Cenovus share repurchases
Popular with investors, destructive to their returns
In 2022, Cenovus (CVE.TO) repurchased enough shares to reduce the company’s
share count to 1,909,190 shares from 2,001,211 shares, a reduction of 92,021 shares.
Cenovus spent $2,530,000,000 to reduce its share count, or $27.49 per share reduced. Sure they bought back 112,489 shares but in tandem issued 20,468 shares for nominal amounts, negating the value of some buybacks. Here is a clip from Cenovus cash flow statement.
Today, the shares trade at CAD$22.00.
Had Cenovus paid that $2.53 billion as dividends, each shareholder would have received another ~$1.26 in dividends. As it stands, shareholders saw their investment decline $2.69 per share over the past year and didn’t get the $1.26 paid out to those who were no longer shareholders. The buybacks are a bet that future earnings and cash flow per share will be materially higher. We know how much higher regardless of actual performance since whatever net income and cash flow are reported, they will be increased over a “no buyback” policy by no more than (2,001,211/1,909,150) - 1 = 4.8%.
A shareholder owning 1,000 shares who received additional dividends of $1.26 per share may have chosen to buy more stock available today at $22 per share and bought $1,260/22 = 57 more shares, increasing their holding by 5.7%.
I do my best to remember grade three arithmetic and am confident that 5.7% is higher than 4.8%. No matter how you cut it, Cenovus’ decision to buy back stock rather than pay higher dividends in 2022 resulted in a worse outcome for shareholders not just now but for perpetuity since 2022 is over, the share price has fallen to $22 and the opportunity to buy 57 shares for $1,260 has come is present. Even if CVE.TO is grossly undervalued the 2022 decision cannot be repealed and has harmed, not helped shareholders.
Commodity prices are volatile and buybacks are as likely to produce inferior results as improved outcomes, even when the particular name is admittedly “undervalued”. I prefer dividends since to benefit from a buyback, I have to sell the stock since I am betting the buyback will increase the price of the shares. I will have to pay taxes on the sale and then find another name with a future at least as robust as the one I sold to come out ahead, a challenging task if markets are efficient.
Long run, Cenovus stock should deliver robust returns to shareholders.
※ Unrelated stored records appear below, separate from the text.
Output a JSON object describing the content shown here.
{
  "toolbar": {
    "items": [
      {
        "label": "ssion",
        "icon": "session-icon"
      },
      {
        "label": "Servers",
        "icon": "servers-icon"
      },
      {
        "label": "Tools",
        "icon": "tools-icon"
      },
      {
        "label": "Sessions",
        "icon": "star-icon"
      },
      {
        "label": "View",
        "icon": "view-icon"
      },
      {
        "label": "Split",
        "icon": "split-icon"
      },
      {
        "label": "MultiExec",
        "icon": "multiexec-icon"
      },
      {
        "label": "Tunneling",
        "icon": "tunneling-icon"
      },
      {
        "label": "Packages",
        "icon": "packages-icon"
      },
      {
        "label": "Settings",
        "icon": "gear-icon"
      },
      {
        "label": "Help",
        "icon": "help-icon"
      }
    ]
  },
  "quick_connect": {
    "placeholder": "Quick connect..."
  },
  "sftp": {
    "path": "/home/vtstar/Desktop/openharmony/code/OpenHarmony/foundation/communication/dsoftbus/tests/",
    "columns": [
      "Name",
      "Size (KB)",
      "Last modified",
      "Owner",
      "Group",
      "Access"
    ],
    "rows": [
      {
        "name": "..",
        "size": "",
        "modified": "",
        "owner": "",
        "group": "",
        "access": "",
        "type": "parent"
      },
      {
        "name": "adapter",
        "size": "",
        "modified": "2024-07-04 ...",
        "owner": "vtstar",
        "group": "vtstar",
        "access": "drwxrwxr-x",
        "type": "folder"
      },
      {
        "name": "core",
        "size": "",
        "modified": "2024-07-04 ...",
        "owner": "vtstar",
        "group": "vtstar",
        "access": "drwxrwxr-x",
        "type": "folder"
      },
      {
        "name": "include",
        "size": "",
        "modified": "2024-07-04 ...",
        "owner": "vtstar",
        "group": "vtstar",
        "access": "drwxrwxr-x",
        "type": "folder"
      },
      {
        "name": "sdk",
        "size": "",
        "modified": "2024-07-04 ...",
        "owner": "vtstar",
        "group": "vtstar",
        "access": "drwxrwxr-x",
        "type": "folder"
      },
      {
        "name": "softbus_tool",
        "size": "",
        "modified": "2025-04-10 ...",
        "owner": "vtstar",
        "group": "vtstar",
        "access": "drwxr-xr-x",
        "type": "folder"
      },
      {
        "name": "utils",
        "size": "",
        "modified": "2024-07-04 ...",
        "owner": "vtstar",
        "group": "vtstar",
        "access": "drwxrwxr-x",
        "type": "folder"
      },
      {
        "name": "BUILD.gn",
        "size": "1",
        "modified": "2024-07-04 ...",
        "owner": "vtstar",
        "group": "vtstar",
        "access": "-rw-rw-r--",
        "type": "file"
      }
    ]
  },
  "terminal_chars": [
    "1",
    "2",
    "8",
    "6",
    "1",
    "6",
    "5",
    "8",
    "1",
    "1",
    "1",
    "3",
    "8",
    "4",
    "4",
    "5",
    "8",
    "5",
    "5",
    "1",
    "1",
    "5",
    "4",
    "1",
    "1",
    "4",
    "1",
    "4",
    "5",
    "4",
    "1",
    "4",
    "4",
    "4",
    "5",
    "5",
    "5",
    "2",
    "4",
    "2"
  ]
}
But those returns cannot be higher than the returns the same shareholders would have received if they had received an additional $1.26 per share in dividends in 2022 and used those funds to add CVE shares this year at $22.00. If the dividend is paid, that part of the return is a certainty. If the same money is used for a buyback, that part of the expected benefit carries risk. Proponents of buybacks need to “risk adjust” their analysis before becoming evangelical about the claimed benefits. Sometimes they work, sometimes they don’t.
Cenovus Q1 net income was $1 billion lower in 2023 than in 2022. Betting on improved results based on a prediction that commodity prices will remain firm is a risky gamble. The Q1 2023 results demonstrate just how risky.
I like the company and think the stock is good value at $22.00. I hope the company becomes a long term source of dividend income for me and stops betting my money on management’s views of value or future commodity prices. I am capable of making my own investment decisions, doing my own valuation of business enterprises, and don’t think oil & gas executives have significantly better skills than my own in finance or valuation.
Waiting for the comments to say “ if they didn’t do buybacks then the shares would be way less than $22”. When will investors learn that buybacks are useless in cyclical businesses. They can buy back all the stock they want but when oil drops 10% best be sure the stock will too.
It's a fair point. Most companies in this space seem to be preferring buybacks to large dividends. I have yet to see a cause/effect between buybacks and share price. Put me down as a dividend hound and happy to pay the taxes on distributions.